The air tank stores the compressed air manufactured by the air compressor pump. The air compressor "temporarily shuts down" when the PSI of the air in the tank reaches the pre-set air pressure as determined by the setting on the pressure switch. When the PSI in the air tank drops below the minimum preset pressure, the air compressor turns on automatically, and the whole process of "making compressed air" begins. Air power tools, that operate in short bursts of air consumption, need only a small air reservoir to accommodate their demands. Sandblast cabinets, orbital sanders, and other high volume air consumption tools require a larger air tank with more volume. Air that has been stored in the air receiver tank is cooler than the air being produced by the air compressor pump. Air receiver tanks hold pressurized air and allow the air compressor pump and motor to rest (and cool down) when the desired pressure is achieved. If your air compressor pump and motor are too small and CANNOT deliver enough CFM, then a larger tank is actually a liability. The inadequate motor and air compressor pump MUST fill and pressurize the air tank BEFORE the air is delivered to your air tool. With a compressor pump and motor that are too small, the larger tank is a liability. Larger tanks=longer wait!

Remember that as the air pressure is increased, more useable air can be stored in a fixed area. Pressure is related to storage area. There is "more air" in a 60 gallon receiver pressurized at 175 PSI than in an 80 gallon receiver pressurized at 135 PSI.

Why do some air compressor motors have magnetic starters..and what are they?

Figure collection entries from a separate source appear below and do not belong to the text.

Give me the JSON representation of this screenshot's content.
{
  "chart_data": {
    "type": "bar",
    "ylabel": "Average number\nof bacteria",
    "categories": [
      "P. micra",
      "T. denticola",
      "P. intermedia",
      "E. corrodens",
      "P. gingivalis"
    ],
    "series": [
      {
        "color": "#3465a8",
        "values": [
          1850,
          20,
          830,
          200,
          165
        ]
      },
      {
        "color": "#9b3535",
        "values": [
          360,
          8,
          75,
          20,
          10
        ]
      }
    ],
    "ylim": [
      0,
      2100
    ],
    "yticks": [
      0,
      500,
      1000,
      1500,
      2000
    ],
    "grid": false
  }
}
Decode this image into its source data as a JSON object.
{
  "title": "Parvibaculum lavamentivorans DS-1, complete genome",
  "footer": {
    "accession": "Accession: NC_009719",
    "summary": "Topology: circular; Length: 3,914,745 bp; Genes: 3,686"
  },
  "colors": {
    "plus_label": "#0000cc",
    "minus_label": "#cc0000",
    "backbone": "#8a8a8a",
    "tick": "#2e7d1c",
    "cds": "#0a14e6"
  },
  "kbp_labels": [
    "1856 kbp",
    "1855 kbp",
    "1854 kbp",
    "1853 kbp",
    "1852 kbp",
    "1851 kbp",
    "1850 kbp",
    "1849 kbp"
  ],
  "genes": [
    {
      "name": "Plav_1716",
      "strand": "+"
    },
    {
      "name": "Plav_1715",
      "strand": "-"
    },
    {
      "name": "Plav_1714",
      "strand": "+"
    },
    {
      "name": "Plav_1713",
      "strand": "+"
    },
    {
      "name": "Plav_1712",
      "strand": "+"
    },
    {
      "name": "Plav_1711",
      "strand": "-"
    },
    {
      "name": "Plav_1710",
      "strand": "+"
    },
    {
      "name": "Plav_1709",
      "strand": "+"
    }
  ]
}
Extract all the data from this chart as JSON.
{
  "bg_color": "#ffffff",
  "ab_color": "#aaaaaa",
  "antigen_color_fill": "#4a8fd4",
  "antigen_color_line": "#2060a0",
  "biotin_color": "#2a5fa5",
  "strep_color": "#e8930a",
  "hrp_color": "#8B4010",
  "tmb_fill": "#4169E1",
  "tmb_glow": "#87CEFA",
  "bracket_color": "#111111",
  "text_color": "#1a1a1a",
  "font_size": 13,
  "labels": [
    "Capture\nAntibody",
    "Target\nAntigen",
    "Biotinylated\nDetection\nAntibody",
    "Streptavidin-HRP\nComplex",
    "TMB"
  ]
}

The Magnetic Starter is the "thinking cap" for the motor of the air compressor. Magnetic starters are electromagnetically operated switches that provide a safe method for certain motors to be started under a large motor load. The overload relay inside the magnetic starters will prevent the supply voltage from energizing the motor if the starter detects a motor overload situation. Heaters (in series) are responsible for allowing current to reach the motor (and start it) or prevent the current from reaching the motor (preventing a motor failure). Magnetic starters will allow a motor (when properly sized to the compressor pump) to operate at a 100% duty cycle. A heavy-duty pressure switch can also be used (with some motors) to mimic the actions of a magnetic starter.

What is the duty cycle and how does it affect the operation of my air compressor?

Many air compressor pumps and motors are rated for continuous duty. It is OK if they do not shut off now and then. That is a 100% duty cycle. Other compressor motors need a periodic rest of perhaps three minutes out of every ten minutes to keep them from overheating. If the air compressor runs for seven minutes and rests for three minutes, then the duty cycle would be rated at 70%. If 70% is the factory recommended duty cycle for your compressor, and the compressor runs more than 70% of the time, then the pump and motor will overheat, resulting in damage. A magnetic starter or a heavy duty pressure switch will increase the duty cycle of most motors. Most commercial grade air compressors use heavy duty motors with a 100% duty cycle. (When a magnetic starter is wired to the motor) A heavy-duty pressure switch will also increase the duty cycle on most motors.